Because pumpkin is rich in fiber, it helps you to feel more full and it helps to slow the absorption of carbohydrates, and helps to lower blood sugar in your body. Because of this, pumpkin is considered a good food to eat if you have diabetes or are trying to lose weight. Pumpkin’s healthy fiber also helps digestion, and constipation, and increases nutrient absorption as well.
Let’s check out these delicious pumpkin bars:
Pumpkin Streusel Bars
- ½ stick (1/4 cup) organic butter
- ½ cup palm sugar
- 1/3 cup pure maple syrup
- 2 eggs
- 2 tsp of vanilla
- 1 can organic canned pumpkin
- 1 cup brown rice flour, gluten free flour, cassava flour or almond flour
- ½ tsp salt
- 3 tsp baking powder
- ½ tsp cinnamon
- ¼ tsp nutmeg
- ¼ tsp cloves
- 1/3 cup coconut milk, almond milk or flax milk
- ½ stick (¼ cup) grass fed butter
- ¼ cup palm sugar
- 2 tsp cinnamon
- ¼ cup old fashioned oats, or ½ cup chopped pecans or walnuts
- ¼ ground flax seeds
- Preheat oven to 350 degrees.

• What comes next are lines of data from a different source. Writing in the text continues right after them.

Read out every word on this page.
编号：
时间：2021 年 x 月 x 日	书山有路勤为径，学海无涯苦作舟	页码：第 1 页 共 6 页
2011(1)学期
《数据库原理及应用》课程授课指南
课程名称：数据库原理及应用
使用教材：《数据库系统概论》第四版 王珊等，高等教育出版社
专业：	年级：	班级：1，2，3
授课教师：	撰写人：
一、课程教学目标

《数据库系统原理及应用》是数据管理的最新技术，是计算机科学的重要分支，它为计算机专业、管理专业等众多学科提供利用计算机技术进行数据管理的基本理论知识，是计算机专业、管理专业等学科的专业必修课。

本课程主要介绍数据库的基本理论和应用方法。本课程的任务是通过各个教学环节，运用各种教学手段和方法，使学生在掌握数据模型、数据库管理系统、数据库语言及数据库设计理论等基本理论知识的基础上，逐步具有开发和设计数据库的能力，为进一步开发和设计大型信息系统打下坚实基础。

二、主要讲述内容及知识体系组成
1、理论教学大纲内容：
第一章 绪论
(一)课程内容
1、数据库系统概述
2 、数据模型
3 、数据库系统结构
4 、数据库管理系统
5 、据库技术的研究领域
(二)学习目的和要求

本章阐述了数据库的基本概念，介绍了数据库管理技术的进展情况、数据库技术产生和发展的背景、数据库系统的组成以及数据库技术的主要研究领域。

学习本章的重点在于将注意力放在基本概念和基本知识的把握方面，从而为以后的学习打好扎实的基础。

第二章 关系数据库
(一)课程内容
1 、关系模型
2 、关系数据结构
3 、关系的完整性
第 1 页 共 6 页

Grease a 9 x 12 baking pan.
- Blend butter, sugar and syrup in mixing bowl till creamy. Add eggs, vanilla and pumpkin. Mix well. Add dry ingredients and mix well; add in enough milk to make a creamy smooth batter. Mix well and pour into a 9 x 12 greased pan.
- In food processor or using an old-fashioned pastry knife (those kinds with multiple blades), mix dry ingredients until well mixed and crumbly. Spread over the top of pumpkin mix and bake at 350 degrees for 35-40 minutes or until a toothpick inserted comes out clean. Cool and slice into squares.
I don’t see where the bottom crust is listed in the recipe for the Pumpkin Streusel Bars.
I was going to say the same thing!
I agree…I wonder if maybe a small amount of the streusel topping could be pressed into the bottom of the pan? It looks like that’s all it is….
The photo shows a bottom crust on these pumpkin bars. Could you please update this recipe to include it?
Where is the list if ingredients and directions for the bottom crust?
Tried this recipe. Pretty much a disaster. No bottom crust ingredients given. Topping doesn’t make any sense – when I added the butter to the dry ingredients (which is listed as ingredient for topping) but doesn’t give instructions to add, it just turned to mush. I think a lot of ingredients/instructions are missing!
This pumpkin streusel looks delicious. Could you tell me if there’s a bottom crust? If so, what are the ingredients?